Which brings us back to Sea Tow.  The Second Circuit opinion doesn’t contain a detailed factual exposition, but the trial court decision, which appears at 211 F. Supp. 3d 528, does. Sea Tow is a marine salvage company. One of its franchisees, Triplecheck, had an employee named Juan Fernandez, who got whacked in the face by a tow hook while on the job.  He sued both Sea Tow and Triplecheck.  (There’s no discussion in the Court decision as to why workers’ comp didn’t fully compensate him.)  Sea Tow was insured by St. Paul, and Triplecheck was insured by RLI. There were two applicable RLI policies: a protection and indemnity policy with eroding limits (meaning defense costs were deducted from the limits as the underlying case progressed), and a marine general liability policy with a separate $1 million limit for defense costs.

There are a lot of twists and complications to the insurance and indemnity agreements in the case, but basically what the insurance dispute boils down to is that Sea Tow wanted to settle with Fernandez on a global basis to protect its franchisee, and St. Paul wanted to settle with Fernandez on behalf of Sea Tow only. So, St. Paul reached a settlement in principle with Fernandez for $750,000 on behalf of Sea Tow only, but before the settlement could be concluded, Sea Tow intervened and concluded a global settlement with Fernandez without St. Paul’s approval.  The total settlement was for $2.25 million. St. Paul paid in its $750,000, and RLI paid $1.475 million to settle both the direct claims against Triplecheck and vicarious liability claims against Sea Tow.

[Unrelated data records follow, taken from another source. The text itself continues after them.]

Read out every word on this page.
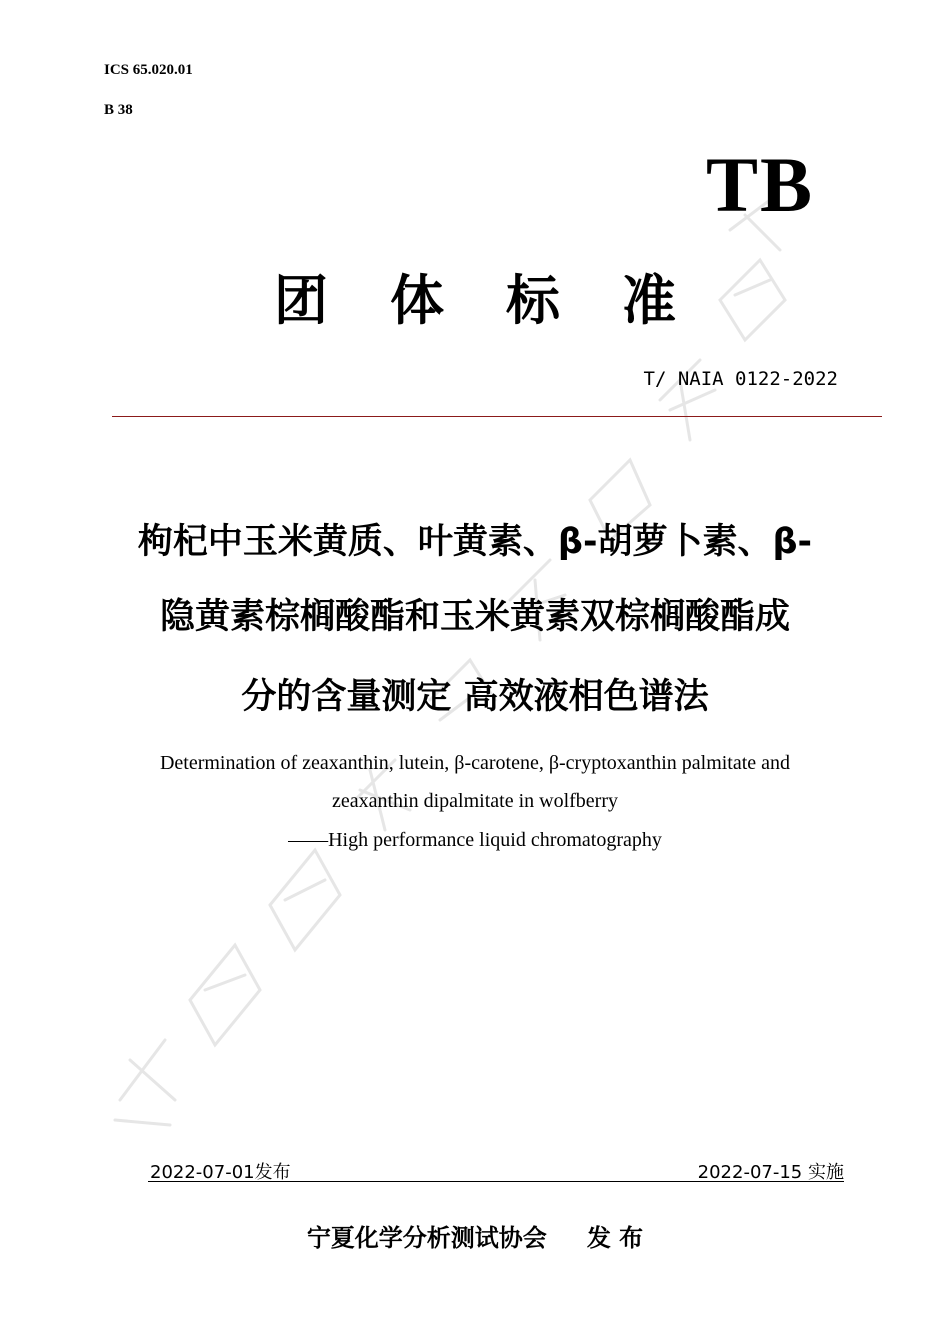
ICS 65.020.01
B 38
TB
团体标准
T/ NAIA 0122-2022
枸杞中玉米黄质、叶黄素、β-胡萝卜素、β-
隐黄素棕榈酸酯和玉米黄素双棕榈酸酯成
分的含量测定 高效液相色谱法
Determination of zeaxanthin, lutein, β-carotene, β-cryptoxanthin palmitate and
zeaxanthin dipalmitate in wolfberry
——High performance liquid chromatography
2022-07-01发布	2022-07-15 实施
宁夏化学分析测试协会 发 布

Sea Tow then sued St. Paul for bad faith, even though the case had been settled within policy limits, and Sea Tow had no damages except arguably some unreimbursed legal fees from the underlying case.  If you’re scratching your head about this, so was the judge, who wrote: “While to Court is tempted to pick apart the illogic that permeates this parade of horribles, it need not do so.” (Ouch.)   The Court concluded: “St. Paul was well within its contractual rights to settle its sole insured out of the lawsuit within policy limits, without also trying to extricate Triplecheck – a party that it did not insure and owed no legal obligation to. And St. Paul was free to do so even if [Sea Tow] would suffer significant backlash from its franchisees.  Had [Sea Tow] felt so strongly about the need for global settlement in joint franchisor-franchisee suits to preserve its ‘united front’ and to ensure that it did not abandon a franchisee, then it should have paid for an insurance policy that required its consent to settlement.”

A couple of takeaways from this “parade of horribles”:

First, you paid for your policy, and if you’re unhappy about the way your carrier is defending you, then, by all means, complain. But if you start directly interfering with defense strategy, such as by undermining settlements that the carrier wants to conclude, you’re playing with fire. Unless you have a “consent to settlement” clause in your insurance policy, the insurance company can settle with the underlying claimant on terms that it deems reasonable (as long as it can justify its reasoning objectively, by using factors such as those listed in Rova Farms). Here, Sea Tow is very lucky that St. Paul didn’t argue that coverage had been forfeited because Sea Tow tried to blow up the underlying settlement.

Second, as Clint Eastwood once said, “A man’s got to know his limitations.” Neither the legal system nor your insurance company are particularly concerned about your business interests or strategy.  All they care about is whether the insurance policy covers, or potentially covers, a claim against you.  Your carrier generally doesn’t have an obligation to make settlements that will help you achieve your business goals.